The noise of the battle outside could barely reach them here. It was far away, a dull rumble like the breakers upon a distant shoreline. Bolt-fire crackling, screams and hell-shrieks re
sonating – it was a fitting ambience.
He ran the fingers of his gauntlet over the arches and pillars rising high over his head to support the conical roof. Bunches of long femurs surrounded by ribcages rose up in clusters to form the shape of the pillars, each secured in place by the tiny rods of phalanges from children’s hands. Jaws and spines formed porticos, butterfly hips dressed the cloister walls, and the skulls went on forever. Sightless eye sockets glared out at the legionary from above and below, some lit from within by plasmatic torchlight.
The great bone temple was a magnificent creation, he reflected, a devotional work that dwarfed even the greatest monuments the Word Bearers had erected to the Emperor, when they had still called him master.
Kreed coloured at the thought of that. Lorgar and his sons had laboured so long in service to the Urizen’s aloof and uncaring father, and for what? They had believed so strongly in his greatness, courted the truth of his divine nature in all their acts and wars during the Great Crusade. The XVII Legion had put whole worlds to the sword for daring to defy the Emperor, and more had been set to work to build works to glorify him.

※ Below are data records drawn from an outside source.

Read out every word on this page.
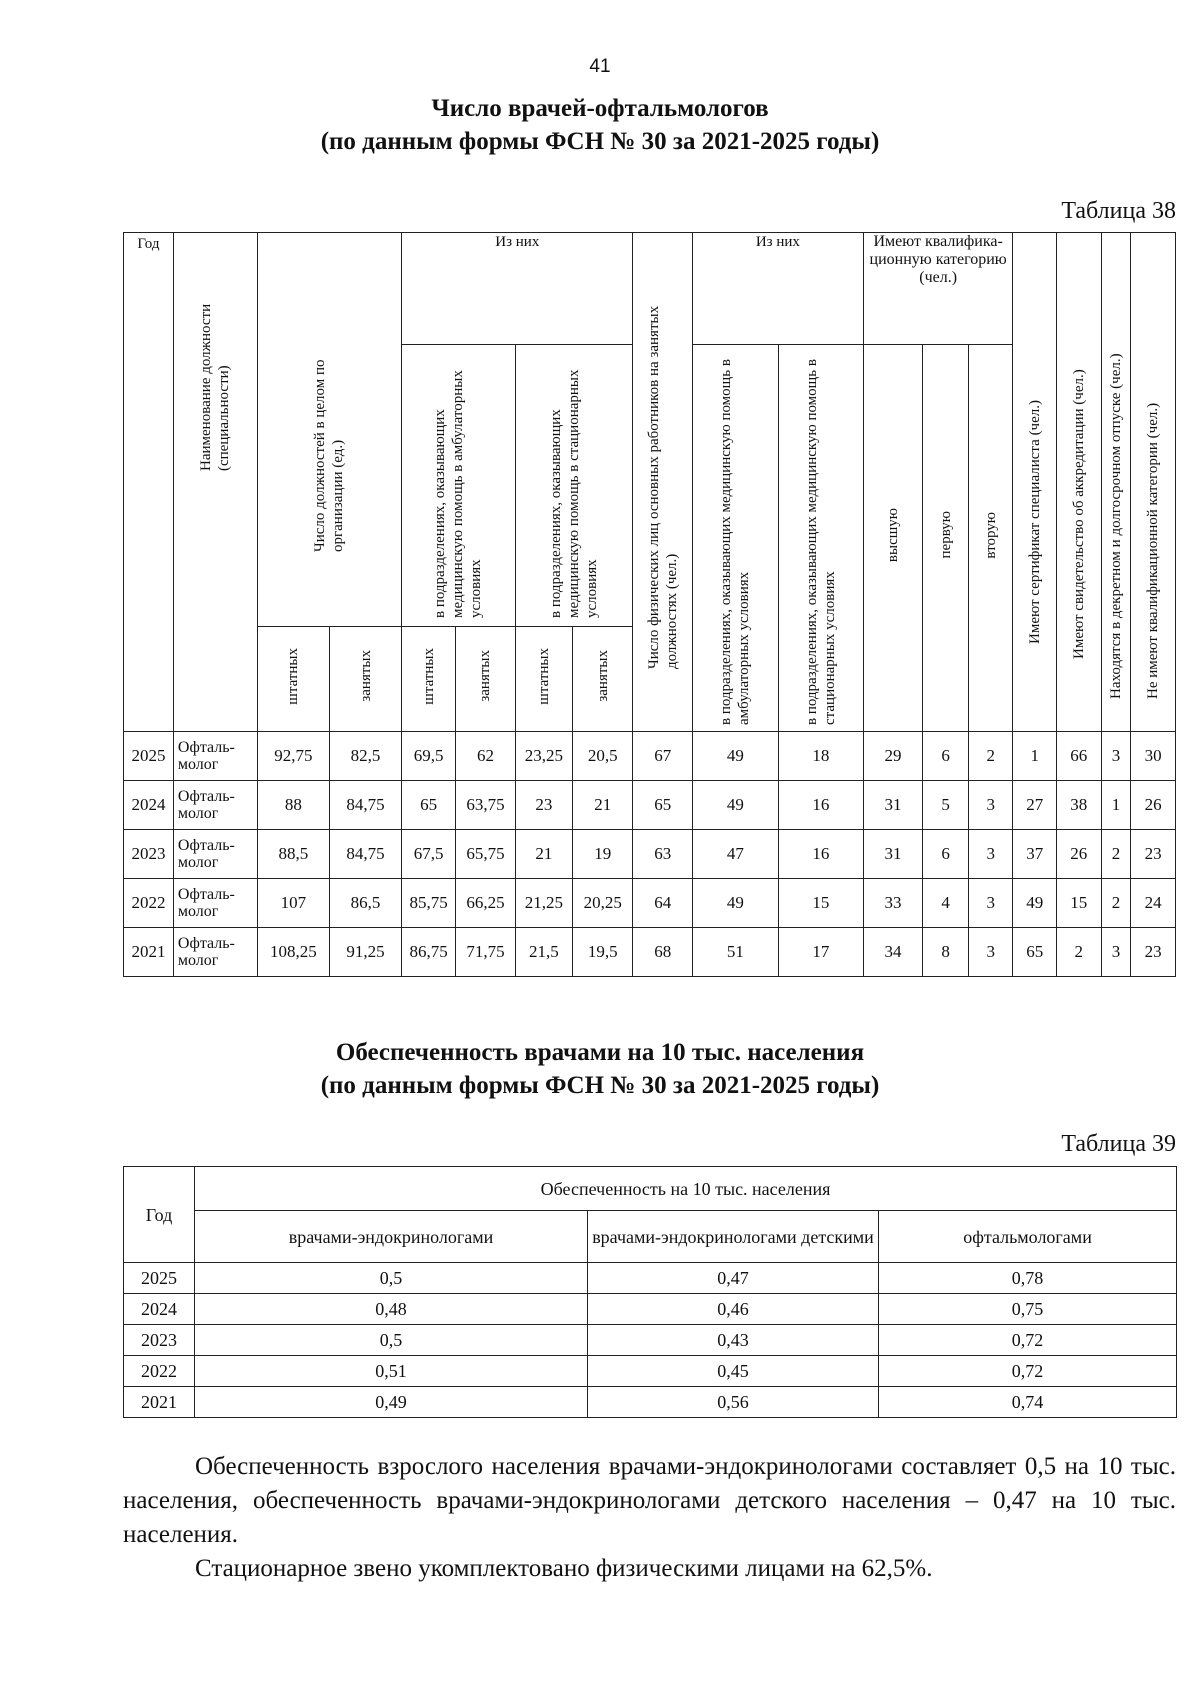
41
Число врачей-офтальмологов
(по данным формы ФСН № 30 за 2021-2025 годы)
Таблица 38
Год	Наименование должности (специальности)	Число должностей в целом по организации (ед.)		Из них				Число физических лиц основных работников на занятых должностях (чел.)	Из них		Имеют квалифика-ционную категорию (чел.)			Имеют сертификат специалиста (чел.)	Имеют свидетельство об аккредитации (чел.)	Находятся в декретном и долгосрочном отпуске (чел.)	Не имеют квалификационной категории (чел.)

				в подразделениях, оказывающих медицинскую помощь в амбулаторных условиях		в подразделениях, оказывающих медицинскую помощь в стационарных условиях			в подразделениях, оказывающих медицинскую помощь в амбулаторных условиях	в подразделениях, оказывающих медицинскую помощь в стационарных условиях	высшую	первую	вторую				

		штатных	занятых	штатных	занятых	штатных	занятых										

2025	Офталь-молог	92,75	82,5	69,5	62	23,25	20,5	67	49	18	29	6	2	1	66	3	30
2024	Офталь-молог	88	84,75	65	63,75	23	21	65	49	16	31	5	3	27	38	1	26
2023	Офталь-молог	88,5	84,75	67,5	65,75	21	19	63	47	16	31	6	3	37	26	2	23
2022	Офталь-молог	107	86,5	85,75	66,25	21,25	20,25	64	49	15	33	4	3	49	15	2	24
2021	Офталь-молог	108,25	91,25	86,75	71,75	21,5	19,5	68	51	17	34	8	3	65	2	3	23
Обеспеченность врачами на 10 тыс. населения
(по данным формы ФСН № 30 за 2021-2025 годы)
Таблица 39
Год	Обеспеченность на 10 тыс. населения		
	врачами-эндокринологами	врачами-эндокринологами детскими	офтальмологами
2025	0,5	0,47	0,78
2024	0,48	0,46	0,75
2023	0,5	0,43	0,72
2022	0,51	0,45	0,72
2021	0,49	0,56	0,74

Обеспеченность взрослого населения врачами-эндокринологами составляет 0,5 на 10 тыс. населения, обеспеченность врачами-эндокринологами детского населения – 0,47 на 10 тыс. населения.

Стационарное звено укомплектовано физическими лицами на 62,5%.
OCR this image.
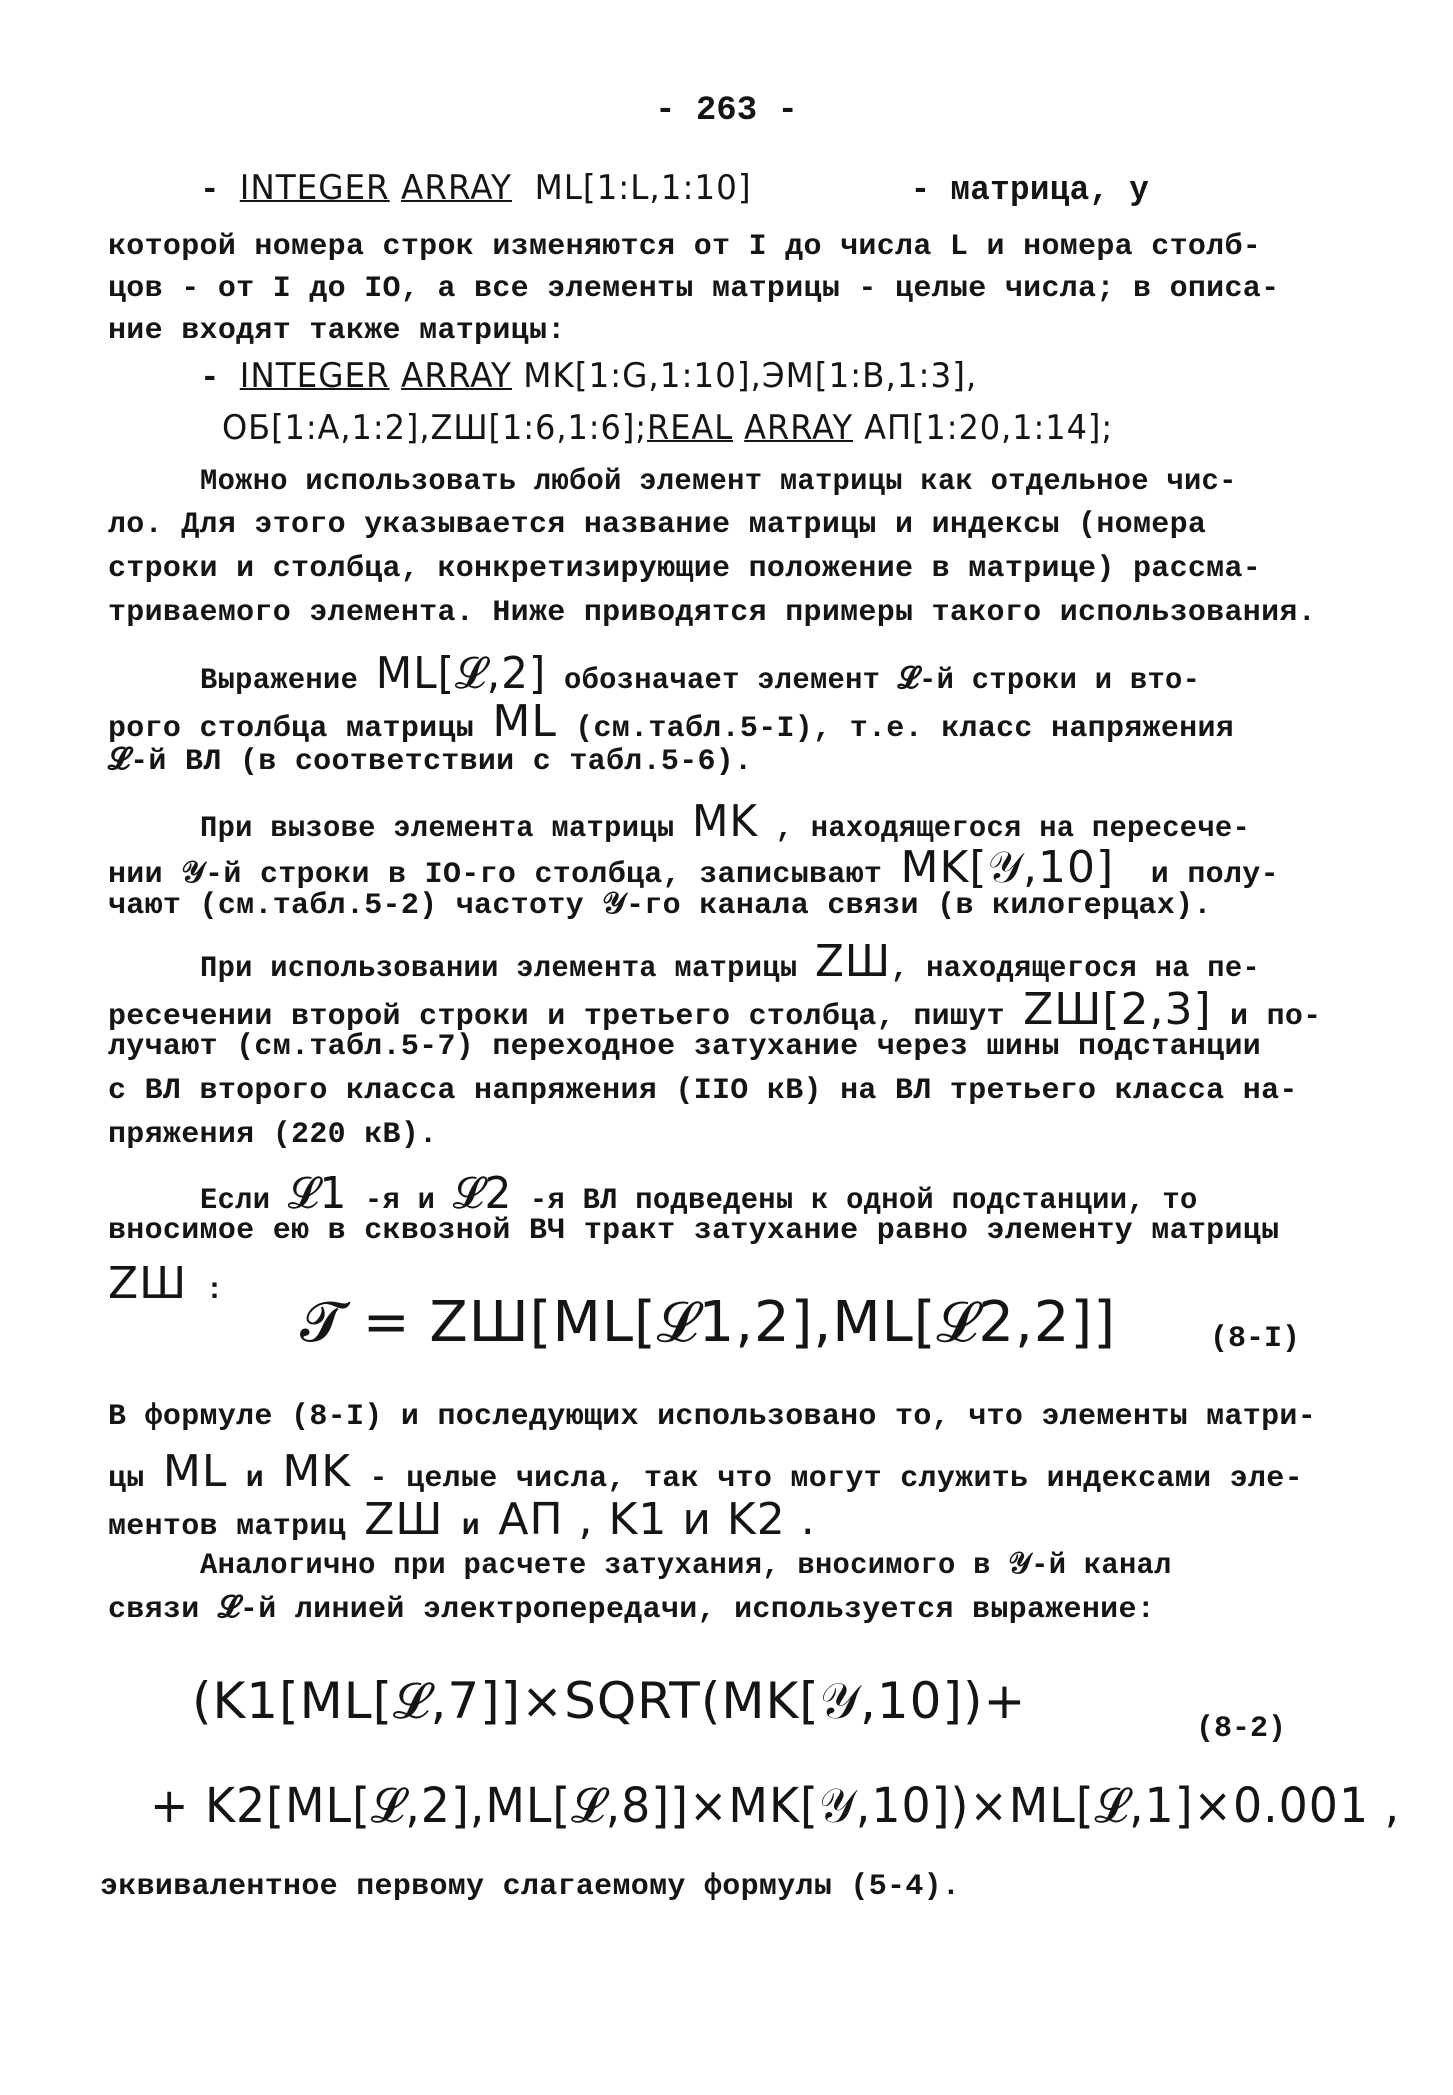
- 263 -
- INTEGER ARRAY  ML[1:L,1:10]        - матрица, у
которой номера строк изменяются от I до числа L и номера столб-
цов - от I до IO, а все элементы матрицы - целые числа; в описа-
ние входят также матрицы:
- INTEGER ARRAY MK[1:G,1:10],ЭМ[1:B,1:3],
ОБ[1:A,1:2],ZШ[1:6,1:6];REAL ARRAY АП[1:20,1:14];
Можно использовать любой элемент матрицы как отдельное чис-
ло. Для этого указывается название матрицы и индексы (номера
строки и столбца, конкретизирующие положение в матрице) рассма-
триваемого элемента. Ниже приводятся примеры такого использования.
Выражение ML[𝓛,2] обозначает элемент 𝓛-й строки и вто-
рого столбца матрицы ML (см.табл.5-I), т.е. класс напряжения
𝓛-й ВЛ (в соответствии с табл.5-6).
При вызове элемента матрицы MK , находящегося на пересече-
нии 𝒴-й строки в IO-го столбца, записывают MK[𝒴,10]  и полу-
чают (см.табл.5-2) частоту 𝒴-го канала связи (в килогерцах).
При использовании элемента матрицы ZШ, находящегося на пе-
ресечении второй строки и третьего столбца, пишут ZШ[2,3] и по-
лучают (см.табл.5-7) переходное затухание через шины подстанции
с ВЛ второго класса напряжения (IIO кВ) на ВЛ третьего класса на-
пряжения (220 кВ).
Если 𝓛1 -я и 𝓛2 -я ВЛ подведены к одной подстанции, то
вносимое ею в сквозной ВЧ тракт затухание равно элементу матрицы
ZШ :
В формуле (8-I) и последующих использовано то, что элементы матри-
цы ML и MK - целые числа, так что могут служить индексами эле-
ментов матриц ZШ и АП , K1 и K2 .
Аналогично при расчете затухания, вносимого в 𝒴-й канал
связи 𝓛-й линией электропередачи, используется выражение:
эквивалентное первому слагаемому формулы (5-4).
𝓣 = ZШ[ML[𝓛1,2],ML[𝓛2,2]]	(8-I)
(K1[ML[𝓛,7]]×SQRT(MK[𝒴,10])+	(8-2)
+ K2[ML[𝓛,2],ML[𝓛,8]]×MK[𝒴,10])×ML[𝓛,1]×0.001 ,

Then the betrayal at Khur happened, and all eyes were finally opened. It began with the obliteration of Monarchia, that perfect tribute to the Emperor, and it ended with Monarchia, the wasteland where Lorgar was chastised for his blind love. His zealotry denied, spat upon. Tanus Kreed had been there. He had seen it happen.
In the aftermath, was it so surprising that the Bearers of the Word had realised that there was a greater truth to be borne? A Word not of a mortal pretending and denying his way to godhood, but of real gods, real powers with the touch of ruin and chaos at their fingertips?
‘Acolyte?’ Captain Harox was at his side, waiting. Kreed hadn’t noticed that he had halted. He said nothing and resumed his pace, listening to the echo, feeling the build-up of silent energy in the dank air. This place, this Cathedral of the Mark, was the kind of monument they should have been creating all along. All it took was the greatest betrayal to make that clear.